Dieses Video wurde am 02.09.2026 von ntv Nachrichten auf YouTube veröffentlicht. Zum Original-Video auf YouTube.
Kein Wasser aus dem Hahn, überfüllte Krankenhäuser ohne Strom, ein lahmes Mobilfunknetz – solche Szenarien verdeutlichen, wie verletzlich unsere Gesellschaft ist. Kritische Infrastruktur, kurz KRITIS, umfasst alle Einrichtungen und Systeme, ohne die das öffentliche Leben nicht mehr funktioniert. Auf Bundesebene sind mittlerweile zehn Sektoren als kritisch eingestuft. Die Bedrohungen für diese Bereiche nehmen spürbar zu – durch Cyberkriminalität ebenso wie durch physische Sabotage.
Zehn Sektoren der kritischen Infrastruktur in Deutschland
An der Spitze der Schutzprioritäten stehen Wasser- und Energieversorgung.
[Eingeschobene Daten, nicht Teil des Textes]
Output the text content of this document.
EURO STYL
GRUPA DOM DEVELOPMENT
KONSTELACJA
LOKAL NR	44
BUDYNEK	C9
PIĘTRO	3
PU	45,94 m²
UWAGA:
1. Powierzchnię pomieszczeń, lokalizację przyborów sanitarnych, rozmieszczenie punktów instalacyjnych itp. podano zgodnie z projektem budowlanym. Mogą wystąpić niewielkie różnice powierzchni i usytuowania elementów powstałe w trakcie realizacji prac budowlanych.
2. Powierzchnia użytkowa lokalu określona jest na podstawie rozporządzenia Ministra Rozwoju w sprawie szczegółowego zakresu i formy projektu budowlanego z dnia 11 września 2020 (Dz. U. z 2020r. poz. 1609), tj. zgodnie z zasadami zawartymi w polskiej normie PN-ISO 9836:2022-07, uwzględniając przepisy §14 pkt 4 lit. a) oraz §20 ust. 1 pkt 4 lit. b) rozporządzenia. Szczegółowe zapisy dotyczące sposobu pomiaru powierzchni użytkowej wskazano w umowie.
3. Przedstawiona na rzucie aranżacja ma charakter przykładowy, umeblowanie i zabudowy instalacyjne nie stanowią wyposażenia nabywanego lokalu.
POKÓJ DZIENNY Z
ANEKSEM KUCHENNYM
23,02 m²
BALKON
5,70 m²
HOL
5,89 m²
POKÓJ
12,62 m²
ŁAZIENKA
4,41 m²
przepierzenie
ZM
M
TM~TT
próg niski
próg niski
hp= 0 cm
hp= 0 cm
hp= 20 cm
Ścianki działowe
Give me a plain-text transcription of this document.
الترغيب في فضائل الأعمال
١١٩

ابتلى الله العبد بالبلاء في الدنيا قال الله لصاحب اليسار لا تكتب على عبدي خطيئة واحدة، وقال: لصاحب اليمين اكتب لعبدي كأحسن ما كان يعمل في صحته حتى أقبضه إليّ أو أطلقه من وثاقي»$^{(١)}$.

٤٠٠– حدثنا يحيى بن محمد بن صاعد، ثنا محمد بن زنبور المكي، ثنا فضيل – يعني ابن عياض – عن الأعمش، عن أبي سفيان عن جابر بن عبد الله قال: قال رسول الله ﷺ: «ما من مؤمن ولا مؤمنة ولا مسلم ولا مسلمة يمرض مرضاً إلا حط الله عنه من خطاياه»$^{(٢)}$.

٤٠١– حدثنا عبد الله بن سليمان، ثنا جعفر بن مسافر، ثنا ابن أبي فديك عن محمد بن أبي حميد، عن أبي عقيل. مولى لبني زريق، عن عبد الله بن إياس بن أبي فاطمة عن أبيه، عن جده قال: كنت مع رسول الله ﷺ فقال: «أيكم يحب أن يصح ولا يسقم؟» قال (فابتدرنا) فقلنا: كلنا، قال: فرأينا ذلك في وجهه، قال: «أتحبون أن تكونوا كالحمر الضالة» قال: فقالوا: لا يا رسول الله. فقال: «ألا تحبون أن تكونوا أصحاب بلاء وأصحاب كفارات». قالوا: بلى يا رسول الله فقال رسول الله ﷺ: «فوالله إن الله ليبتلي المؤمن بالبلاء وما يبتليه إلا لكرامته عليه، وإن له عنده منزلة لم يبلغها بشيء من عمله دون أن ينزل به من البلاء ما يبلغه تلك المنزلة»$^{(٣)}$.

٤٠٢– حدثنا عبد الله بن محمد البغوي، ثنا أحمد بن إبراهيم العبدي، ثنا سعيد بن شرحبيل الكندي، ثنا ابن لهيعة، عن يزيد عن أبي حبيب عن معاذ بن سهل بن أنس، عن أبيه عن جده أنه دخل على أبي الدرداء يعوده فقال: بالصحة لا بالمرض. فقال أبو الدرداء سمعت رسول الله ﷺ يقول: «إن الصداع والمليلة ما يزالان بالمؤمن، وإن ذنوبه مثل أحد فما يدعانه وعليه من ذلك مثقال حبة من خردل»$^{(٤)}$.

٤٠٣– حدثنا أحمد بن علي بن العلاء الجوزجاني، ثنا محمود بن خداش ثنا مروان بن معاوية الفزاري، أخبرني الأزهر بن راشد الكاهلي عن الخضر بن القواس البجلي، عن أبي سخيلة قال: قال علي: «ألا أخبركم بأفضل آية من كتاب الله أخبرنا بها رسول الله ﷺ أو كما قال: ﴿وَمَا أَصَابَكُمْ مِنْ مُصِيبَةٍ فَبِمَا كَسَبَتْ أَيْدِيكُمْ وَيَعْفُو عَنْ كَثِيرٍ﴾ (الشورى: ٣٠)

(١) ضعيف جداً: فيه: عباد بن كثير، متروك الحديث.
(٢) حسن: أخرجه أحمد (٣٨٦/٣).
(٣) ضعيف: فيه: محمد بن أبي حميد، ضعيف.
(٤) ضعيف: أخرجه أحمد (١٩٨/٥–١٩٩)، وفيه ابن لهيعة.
Fällt der Strom längerfristig aus, zieht das eine Kettenreaktion durch nahezu alle anderen Sektoren nach sich: Lebensmittel verderben, das Internet bricht zusammen, der Verkehr kommt zum Erliegen.
Der Bund definiert die zehn KRITIS-Sektoren wie folgt:
- Energie (Strom, Gas, Wärme)
- Wasser (Trinkwasser und Abwasser)
- Ernährung (Produktion und Versorgungsketten)
- Gesundheit (Krankenhäuser, Labore, Pharmahersteller)
- Finanz- und Versicherungswesen
- Informationstechnik und Telekommunikation
- Verkehr (Straße, Schiene, Luft, See)
- Medien und Kultur
- Staat und Verwaltung
- Abfallentsorgung
Die Breite dieser Liste zeigt: Der Schutzauftrag reicht weit über klassische Sicherheitsinfrastruktur hinaus und betrifft das tägliche Leben aller Bürgerinnen und Bürger.
Gesundheit und Wirtschaft als besonders sensible Bereiche
Im Gesundheitssektor zählen neben Krankenhäusern auch Labore und Hersteller lebenswichtiger Medikamente zur kritischen Infrastruktur. Fällt auch nur ein Glied dieser Versorgungskette aus, kann die Patientenversorgung gefährdet werden – wie Engpässe bei Medikamenten in der jüngeren Vergangenheit gezeigt haben.
Eng damit verknüpft ist das Finanz- und Versicherungswesen. Banken, Zahlungssysteme und Versicherungen sind das Rückgrat der Wirtschaft. Ein koordinierter Angriff auf diese Systeme könnte Lieferketten lahmlegen und Vertrauen in staatliche Institutionen erschüttern.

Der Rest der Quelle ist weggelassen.